Levi Civita Connection of the product manifold with product metric

Question

I’m trying to prove exercise 1a) down here that I took from Do Carmo "Riemannian Geomtetry", chapter 6, but I’ve been stuck into it for a while. Particularly, if $X_{1} \in \Gamma(TM_{1}), X_{2} \in \Gamma(TM_{2})$ I guess we're considering them as $X_{1} \oplus 0$, $0 \oplus X_{2} $ as $T(M_{1} \times M_{2}) = TM_{1} \oplus TM_{2}$ and their coefficients live in $C^{\infty}(M_{1} \times M_{2})$. First, I tried to write Christoffel's symbols of both connections in the two sides of the equations, but they aren't the same because there are some mixed derivatives of the coefficients that seem to survive.
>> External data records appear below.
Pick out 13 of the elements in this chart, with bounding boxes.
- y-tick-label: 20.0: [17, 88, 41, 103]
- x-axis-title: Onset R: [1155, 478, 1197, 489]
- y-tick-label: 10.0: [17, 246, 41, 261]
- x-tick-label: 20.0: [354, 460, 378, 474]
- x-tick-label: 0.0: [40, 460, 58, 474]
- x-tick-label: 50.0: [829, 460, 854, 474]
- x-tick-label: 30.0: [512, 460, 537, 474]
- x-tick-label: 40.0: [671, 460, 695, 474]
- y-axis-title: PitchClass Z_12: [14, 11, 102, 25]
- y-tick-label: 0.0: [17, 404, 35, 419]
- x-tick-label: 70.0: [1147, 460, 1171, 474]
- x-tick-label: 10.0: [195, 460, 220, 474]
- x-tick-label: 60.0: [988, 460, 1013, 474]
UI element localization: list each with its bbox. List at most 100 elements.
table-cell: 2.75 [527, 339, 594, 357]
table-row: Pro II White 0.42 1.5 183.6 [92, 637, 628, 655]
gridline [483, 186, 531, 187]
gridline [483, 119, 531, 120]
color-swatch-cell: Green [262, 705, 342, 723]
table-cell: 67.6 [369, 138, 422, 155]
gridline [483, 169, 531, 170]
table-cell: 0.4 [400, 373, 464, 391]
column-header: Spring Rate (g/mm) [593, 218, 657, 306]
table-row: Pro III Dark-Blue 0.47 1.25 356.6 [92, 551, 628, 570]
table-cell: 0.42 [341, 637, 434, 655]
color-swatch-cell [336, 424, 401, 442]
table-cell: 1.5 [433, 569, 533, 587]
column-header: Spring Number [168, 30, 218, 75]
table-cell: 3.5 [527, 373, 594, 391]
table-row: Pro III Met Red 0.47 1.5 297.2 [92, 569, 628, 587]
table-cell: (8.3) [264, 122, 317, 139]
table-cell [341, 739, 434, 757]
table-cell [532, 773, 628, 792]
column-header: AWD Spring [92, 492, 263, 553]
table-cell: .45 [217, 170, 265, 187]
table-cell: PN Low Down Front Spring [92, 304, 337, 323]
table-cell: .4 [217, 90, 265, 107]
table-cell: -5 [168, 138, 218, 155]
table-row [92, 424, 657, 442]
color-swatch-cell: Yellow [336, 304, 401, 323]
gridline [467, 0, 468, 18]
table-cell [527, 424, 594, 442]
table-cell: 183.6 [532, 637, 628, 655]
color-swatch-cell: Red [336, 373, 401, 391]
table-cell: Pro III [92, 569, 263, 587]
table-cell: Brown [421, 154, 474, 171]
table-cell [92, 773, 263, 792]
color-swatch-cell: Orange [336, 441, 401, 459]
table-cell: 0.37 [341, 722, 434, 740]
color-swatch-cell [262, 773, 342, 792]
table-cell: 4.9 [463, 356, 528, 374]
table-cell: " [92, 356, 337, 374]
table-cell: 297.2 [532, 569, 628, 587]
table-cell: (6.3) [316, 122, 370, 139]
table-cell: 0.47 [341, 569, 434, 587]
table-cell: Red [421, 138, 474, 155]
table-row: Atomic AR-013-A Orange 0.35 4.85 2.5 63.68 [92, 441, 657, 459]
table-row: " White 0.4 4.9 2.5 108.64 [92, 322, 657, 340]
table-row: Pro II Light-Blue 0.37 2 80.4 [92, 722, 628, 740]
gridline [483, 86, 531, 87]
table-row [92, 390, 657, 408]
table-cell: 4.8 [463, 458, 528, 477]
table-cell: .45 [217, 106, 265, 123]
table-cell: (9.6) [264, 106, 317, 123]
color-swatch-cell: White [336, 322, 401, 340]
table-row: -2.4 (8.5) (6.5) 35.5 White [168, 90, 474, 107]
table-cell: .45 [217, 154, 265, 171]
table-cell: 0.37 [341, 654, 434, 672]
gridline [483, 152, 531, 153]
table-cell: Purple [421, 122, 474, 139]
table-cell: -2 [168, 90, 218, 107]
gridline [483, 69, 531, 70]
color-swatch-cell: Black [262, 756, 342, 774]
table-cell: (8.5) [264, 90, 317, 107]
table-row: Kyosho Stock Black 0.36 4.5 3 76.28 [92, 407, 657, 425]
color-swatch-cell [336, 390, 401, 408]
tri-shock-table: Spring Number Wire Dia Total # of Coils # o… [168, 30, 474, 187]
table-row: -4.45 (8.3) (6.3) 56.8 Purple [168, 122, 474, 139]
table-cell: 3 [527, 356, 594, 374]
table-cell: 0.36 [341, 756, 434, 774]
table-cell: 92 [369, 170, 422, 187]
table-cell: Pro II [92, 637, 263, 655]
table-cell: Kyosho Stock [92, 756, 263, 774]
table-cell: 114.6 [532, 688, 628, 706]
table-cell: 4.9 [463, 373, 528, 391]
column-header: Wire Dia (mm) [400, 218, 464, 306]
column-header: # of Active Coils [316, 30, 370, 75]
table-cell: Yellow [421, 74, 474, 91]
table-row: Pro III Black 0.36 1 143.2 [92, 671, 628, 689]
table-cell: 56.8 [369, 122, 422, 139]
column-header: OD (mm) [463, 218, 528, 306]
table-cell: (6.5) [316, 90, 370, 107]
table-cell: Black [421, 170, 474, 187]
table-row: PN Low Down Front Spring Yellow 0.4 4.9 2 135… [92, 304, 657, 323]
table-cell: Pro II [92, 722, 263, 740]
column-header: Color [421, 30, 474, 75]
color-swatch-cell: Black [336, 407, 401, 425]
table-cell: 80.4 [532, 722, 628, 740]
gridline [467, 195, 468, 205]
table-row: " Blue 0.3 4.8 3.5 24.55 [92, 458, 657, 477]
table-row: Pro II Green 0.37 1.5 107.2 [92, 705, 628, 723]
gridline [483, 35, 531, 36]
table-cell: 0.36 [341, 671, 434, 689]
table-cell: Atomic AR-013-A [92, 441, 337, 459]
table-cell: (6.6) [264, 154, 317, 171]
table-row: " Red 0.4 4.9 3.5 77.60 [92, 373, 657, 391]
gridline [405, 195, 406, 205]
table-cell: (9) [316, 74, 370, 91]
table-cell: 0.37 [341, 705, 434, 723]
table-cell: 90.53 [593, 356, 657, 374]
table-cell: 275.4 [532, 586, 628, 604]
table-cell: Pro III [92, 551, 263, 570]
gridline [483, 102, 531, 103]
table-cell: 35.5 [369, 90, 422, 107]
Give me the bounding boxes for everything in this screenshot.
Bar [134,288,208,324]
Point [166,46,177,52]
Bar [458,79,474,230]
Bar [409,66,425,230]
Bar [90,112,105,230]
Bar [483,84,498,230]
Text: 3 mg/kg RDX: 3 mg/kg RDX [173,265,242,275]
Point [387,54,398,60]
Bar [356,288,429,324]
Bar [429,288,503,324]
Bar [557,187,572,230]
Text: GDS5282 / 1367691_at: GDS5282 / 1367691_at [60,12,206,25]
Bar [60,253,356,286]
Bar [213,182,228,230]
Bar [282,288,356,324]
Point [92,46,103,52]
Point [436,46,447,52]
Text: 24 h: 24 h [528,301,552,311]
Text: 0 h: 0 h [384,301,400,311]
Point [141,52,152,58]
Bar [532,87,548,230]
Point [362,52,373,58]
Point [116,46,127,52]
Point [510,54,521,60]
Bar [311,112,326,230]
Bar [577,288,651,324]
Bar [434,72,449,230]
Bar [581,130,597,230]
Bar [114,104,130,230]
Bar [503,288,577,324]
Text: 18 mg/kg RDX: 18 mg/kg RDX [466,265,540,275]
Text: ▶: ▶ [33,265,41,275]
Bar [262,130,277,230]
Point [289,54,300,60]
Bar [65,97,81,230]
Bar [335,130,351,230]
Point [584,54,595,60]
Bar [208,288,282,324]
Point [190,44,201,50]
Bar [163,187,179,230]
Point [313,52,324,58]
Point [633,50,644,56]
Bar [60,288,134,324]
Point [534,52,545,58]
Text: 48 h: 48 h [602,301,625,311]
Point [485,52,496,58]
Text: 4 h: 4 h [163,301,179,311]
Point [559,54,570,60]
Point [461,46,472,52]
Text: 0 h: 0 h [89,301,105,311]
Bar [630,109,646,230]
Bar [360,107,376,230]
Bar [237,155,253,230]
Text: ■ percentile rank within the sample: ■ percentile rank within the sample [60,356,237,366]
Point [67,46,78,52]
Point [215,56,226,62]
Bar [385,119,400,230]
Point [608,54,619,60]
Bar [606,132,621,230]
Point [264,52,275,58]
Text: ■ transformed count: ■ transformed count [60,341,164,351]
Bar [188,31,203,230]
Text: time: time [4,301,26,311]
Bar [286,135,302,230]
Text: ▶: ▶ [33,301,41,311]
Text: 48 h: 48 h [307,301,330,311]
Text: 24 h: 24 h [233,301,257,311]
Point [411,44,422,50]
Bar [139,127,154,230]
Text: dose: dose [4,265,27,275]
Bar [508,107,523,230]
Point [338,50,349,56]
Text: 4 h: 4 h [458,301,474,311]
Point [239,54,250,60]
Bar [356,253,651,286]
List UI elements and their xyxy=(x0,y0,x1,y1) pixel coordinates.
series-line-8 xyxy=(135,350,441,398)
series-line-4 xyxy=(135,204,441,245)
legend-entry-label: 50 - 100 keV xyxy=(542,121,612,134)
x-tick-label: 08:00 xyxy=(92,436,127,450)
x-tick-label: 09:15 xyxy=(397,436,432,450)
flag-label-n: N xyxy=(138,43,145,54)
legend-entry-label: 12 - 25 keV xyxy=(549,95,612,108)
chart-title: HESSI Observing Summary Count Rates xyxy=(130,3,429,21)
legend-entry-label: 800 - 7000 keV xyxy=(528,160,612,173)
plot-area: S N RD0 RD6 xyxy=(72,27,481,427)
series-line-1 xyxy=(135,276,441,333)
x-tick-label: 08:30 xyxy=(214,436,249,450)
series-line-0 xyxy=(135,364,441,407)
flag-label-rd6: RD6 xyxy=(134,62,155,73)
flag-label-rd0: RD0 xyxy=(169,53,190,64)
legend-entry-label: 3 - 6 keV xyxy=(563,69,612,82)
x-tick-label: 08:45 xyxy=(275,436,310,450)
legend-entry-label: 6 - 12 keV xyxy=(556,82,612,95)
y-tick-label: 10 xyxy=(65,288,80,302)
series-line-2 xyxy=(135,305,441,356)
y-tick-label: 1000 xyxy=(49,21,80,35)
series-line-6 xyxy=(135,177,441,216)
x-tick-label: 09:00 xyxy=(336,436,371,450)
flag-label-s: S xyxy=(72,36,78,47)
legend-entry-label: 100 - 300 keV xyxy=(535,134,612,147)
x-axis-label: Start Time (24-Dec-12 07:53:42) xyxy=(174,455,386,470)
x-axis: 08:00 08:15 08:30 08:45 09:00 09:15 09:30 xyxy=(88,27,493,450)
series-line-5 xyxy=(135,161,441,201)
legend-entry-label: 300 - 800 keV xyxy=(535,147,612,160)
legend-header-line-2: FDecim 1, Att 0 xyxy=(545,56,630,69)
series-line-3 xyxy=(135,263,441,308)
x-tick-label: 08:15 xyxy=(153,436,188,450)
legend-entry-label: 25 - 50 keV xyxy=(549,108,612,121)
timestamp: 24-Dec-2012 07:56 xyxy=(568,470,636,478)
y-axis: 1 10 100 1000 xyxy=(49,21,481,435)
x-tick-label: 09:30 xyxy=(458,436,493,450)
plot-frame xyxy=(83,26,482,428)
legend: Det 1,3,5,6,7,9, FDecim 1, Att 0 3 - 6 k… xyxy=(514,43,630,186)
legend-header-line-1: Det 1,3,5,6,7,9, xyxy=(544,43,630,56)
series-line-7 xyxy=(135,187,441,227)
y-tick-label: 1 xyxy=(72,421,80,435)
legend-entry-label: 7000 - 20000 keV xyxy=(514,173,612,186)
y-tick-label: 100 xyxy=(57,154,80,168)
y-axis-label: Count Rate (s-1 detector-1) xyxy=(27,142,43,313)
Then,I tried to prove that $\nabla^{1} + \nabla^{2}$ is the riemannian connection of $M_{1} \times M_{2}$ by saying it's well defined, torsion free and compatible with che product metric, but I had some troubles especially proving it's torsion free, because I think you can't actually say that $[X_{1}+ X_{2},Y_{1}+Y_{2}]=[X_{1} \oplus 0,Y_{1} \oplus 0] +[0 \oplus X_{2},0 \oplus Y_{2}].$ Where am I doing wrong? Can someone help me, please?